宰相が一年も不在になって大丈夫かと心配になるが、仕事が手につかなくなる時期があったから誰かが対応できるようになっていた。
「あら?叔父様」
「どうしたんだい?」
「あちらをごらんになって」
「ん?あれは」
「さぁさぁお二方、婚約発表をしていただきますよ。ん?どうされました?」
三人の視線の先には、亡き王妃と第一王女の面影を持つ令嬢が年配の男性にエスコートされて入場していた。
恥ずかしそうに俯きながら歩く様は庇護欲をそそられた。
「まさか」
「宰相?」
「噂があったんですよ。王妃のご実家に王妃そっくりの姫がいると」
「年の離れた妹、にしては年が離れすぎていますわね」
王妃の顔を知っている婦人たちは令嬢を見て顔色を変え、知らない令嬢たちは社交界でも見たことがないと訝しんでいた。
エスコートしている男性はまっすぐに王のもとに向かった。
近づいてくる存在に気付いた王は男性が誰なのか分かりしかめ面をした。
「久しぶりでございますね、王」
「うむ、久しぶりだな、公爵よ」
「我が娘に長らくの寵愛をいただき有り難うございます」
「余にとって王妃はそなたの娘のみであるからな」
王妃の実家というところで権力を持っていたが王妃が亡くなってから二十年も絶てば薄れてくる。

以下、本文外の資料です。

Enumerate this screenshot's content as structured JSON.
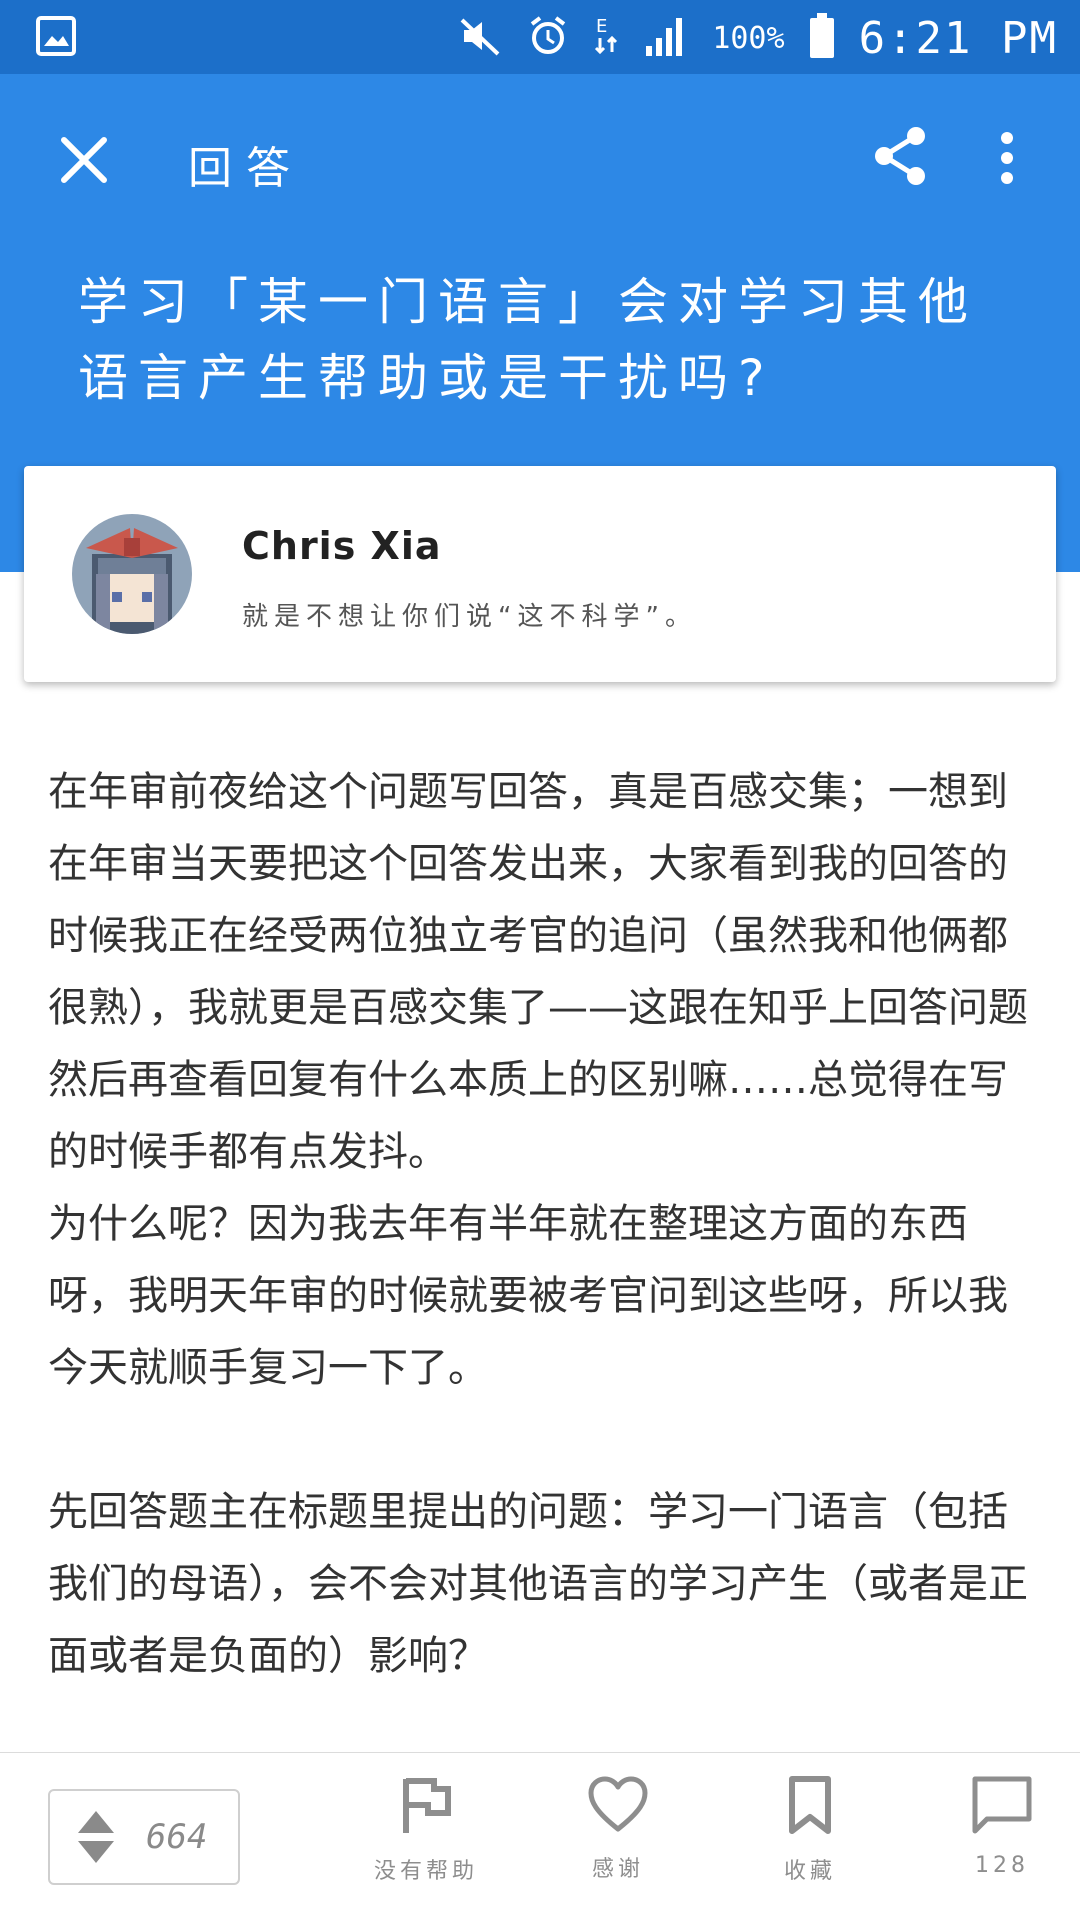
{
  "status_bar": {
    "battery": "100%",
    "time": "6:21 PM"
  },
  "toolbar": {
    "title": "回答"
  },
  "question": {
    "title": "学习「某一门语言」会对学习其他语言产生帮助或是干扰吗?"
  },
  "author": {
    "name": "Chris Xia",
    "bio": "就是不想让你们说“这不科学”。"
  },
  "answer": {
    "paragraphs": [
      "在年审前夜给这个问题写回答，真是百感交集；一想到在年审当天要把这个回答发出来，大家看到我的回答的时候我正在经受两位独立考官的追问（虽然我和他俩都很熟），我就更是百感交集了——这跟在知乎上回答问题然后再查看回复有什么本质上的区别嘛……总觉得在写的时候手都有点发抖。",
      "为什么呢？因为我去年有半年就在整理这方面的东西呀，我明天年审的时候就要被考官问到这些呀，所以我今天就顺手复习一下了。",
      "先回答题主在标题里提出的问题：学习一门语言（包括我们的母语），会不会对其他语言的学习产生（或者是正面或者是负面的）影响？"
    ]
  },
  "bottom_bar": {
    "vote_count": "664",
    "not_helpful_label": "没有帮助",
    "thanks_label": "感谢",
    "collect_label": "收藏",
    "comments_count": "128"
  },
  "colors": {
    "status_bar": "#1c6fc9",
    "header": "#2d88e6"
  }
}
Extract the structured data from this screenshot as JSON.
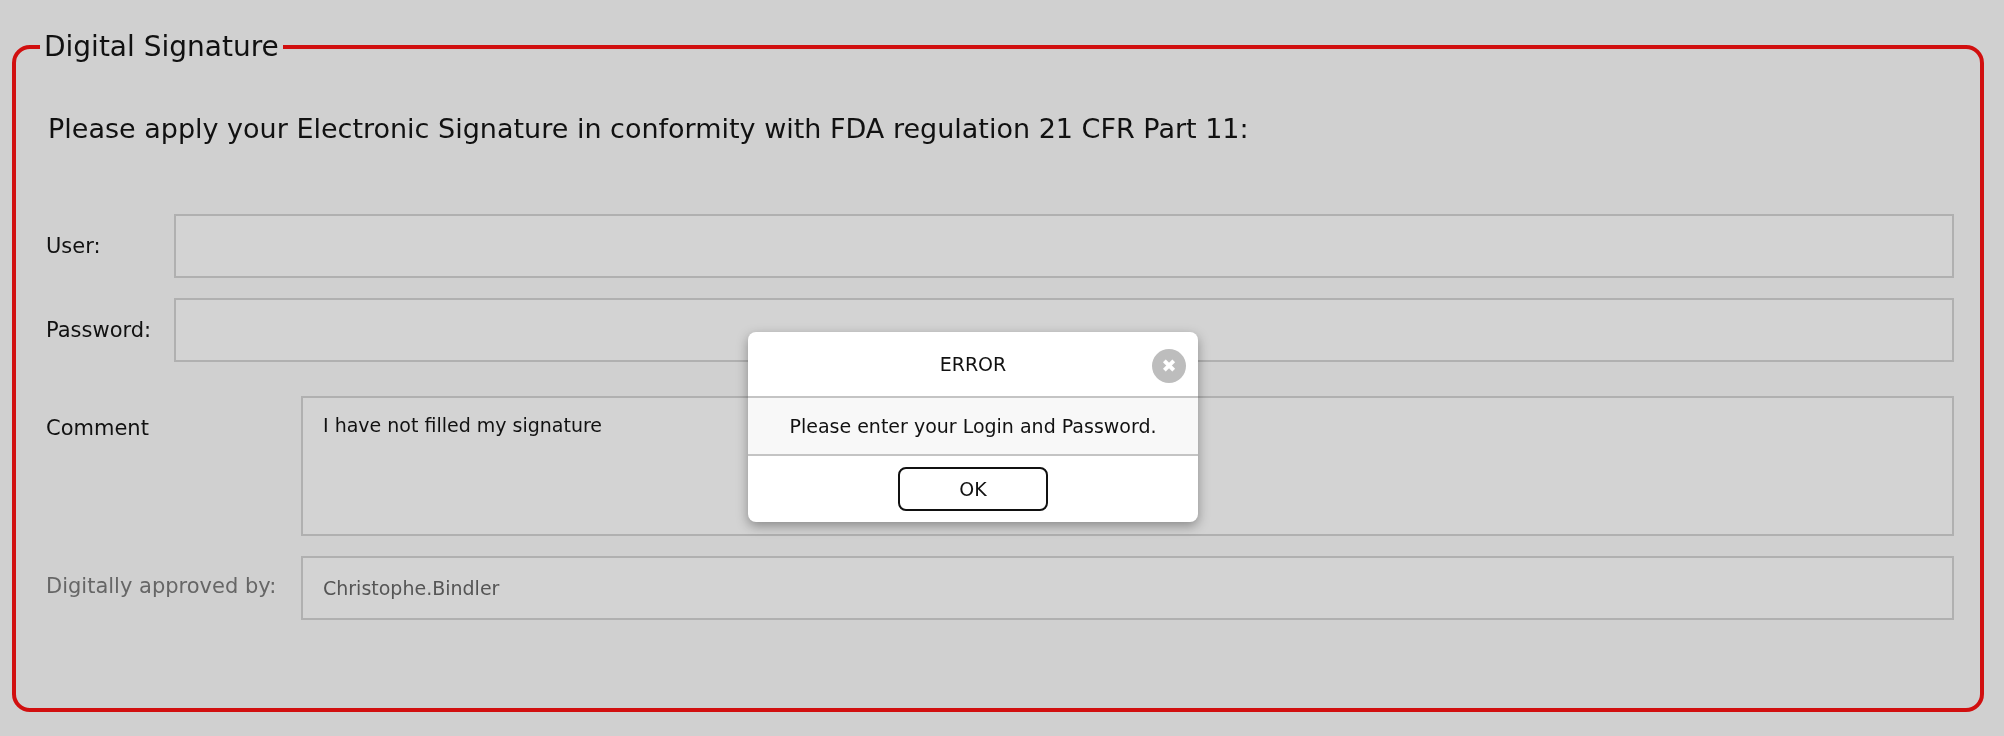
{
  "panel": {
    "legend": "Digital Signature",
    "heading": "Please apply your Electronic Signature in conformity with FDA regulation 21 CFR Part 11:"
  },
  "credentials": [
    {
      "label": "User:"
    },
    {
      "label": "Password:"
    }
  ],
  "details": [
    {
      "kind": "textarea",
      "label": "Comment",
      "value": "I have not filled my signature",
      "disabled": false
    },
    {
      "kind": "input",
      "label": "Digitally approved by:",
      "value": "Christophe.Bindler",
      "disabled": true
    }
  ],
  "dialog": {
    "title": "ERROR",
    "close": "✖",
    "message": "Please enter your Login and Password.",
    "button": "OK"
  }
}
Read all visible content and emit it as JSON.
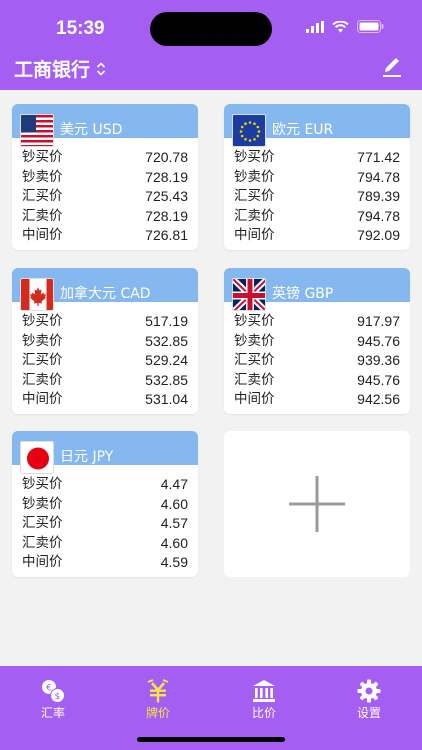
{
  "status": {
    "time": "15:39"
  },
  "header": {
    "bank_name": "工商银行"
  },
  "labels": {
    "cash_buy": "钞买价",
    "cash_sell": "钞卖价",
    "spot_buy": "汇买价",
    "spot_sell": "汇卖价",
    "middle": "中间价"
  },
  "cards": [
    {
      "flag": "us-flag-icon",
      "name": "美元 USD",
      "cash_buy": "720.78",
      "cash_sell": "728.19",
      "spot_buy": "725.43",
      "spot_sell": "728.19",
      "middle": "726.81"
    },
    {
      "flag": "eu-flag-icon",
      "name": "欧元 EUR",
      "cash_buy": "771.42",
      "cash_sell": "794.78",
      "spot_buy": "789.39",
      "spot_sell": "794.78",
      "middle": "792.09"
    },
    {
      "flag": "ca-flag-icon",
      "name": "加拿大元 CAD",
      "cash_buy": "517.19",
      "cash_sell": "532.85",
      "spot_buy": "529.24",
      "spot_sell": "532.85",
      "middle": "531.04"
    },
    {
      "flag": "uk-flag-icon",
      "name": "英镑 GBP",
      "cash_buy": "917.97",
      "cash_sell": "945.76",
      "spot_buy": "939.36",
      "spot_sell": "945.76",
      "middle": "942.56"
    },
    {
      "flag": "jp-flag-icon",
      "name": "日元 JPY",
      "cash_buy": "4.47",
      "cash_sell": "4.60",
      "spot_buy": "4.57",
      "spot_sell": "4.60",
      "middle": "4.59"
    }
  ],
  "tabs": [
    {
      "label": "汇率",
      "icon": "exchange-icon"
    },
    {
      "label": "牌价",
      "icon": "yuan-icon",
      "active": true
    },
    {
      "label": "比价",
      "icon": "bank-icon"
    },
    {
      "label": "设置",
      "icon": "gear-icon"
    }
  ],
  "colors": {
    "purple": "#a45ef2",
    "card_header": "#85b8ee",
    "active_tab": "#f5e34a"
  }
}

王妃には子どもが二人いるが、第一王女は病弱で表に出て来られない。
第二王女は王からの愛情が薄いという噂があり、権力としては期待ができない。
過去の栄光を取り戻すために、あの手この手を使っていた。
「本日は紹介したい娘がおりまして」
「その隣の娘か」
「王の無聊を慰めるのに打ってつけな娘だと思っております」
「うむ」
王妃の若い頃の面影があり、亡くなる寸前の面影もあり、王は動揺を隠せないでいた。
その様子に公爵は手ごたえを感じていた。
「公爵よ、パーティを楽しんでもらえると嬉しい」
「有り難う存じます」
周りは公爵が連れている娘の扱いについて決めあぐねていた。
公爵家の令嬢であるのに社交界で見たことがないことに不信感を持っていた。
それは壇上で見ていたヴィヴィアンも同じだった。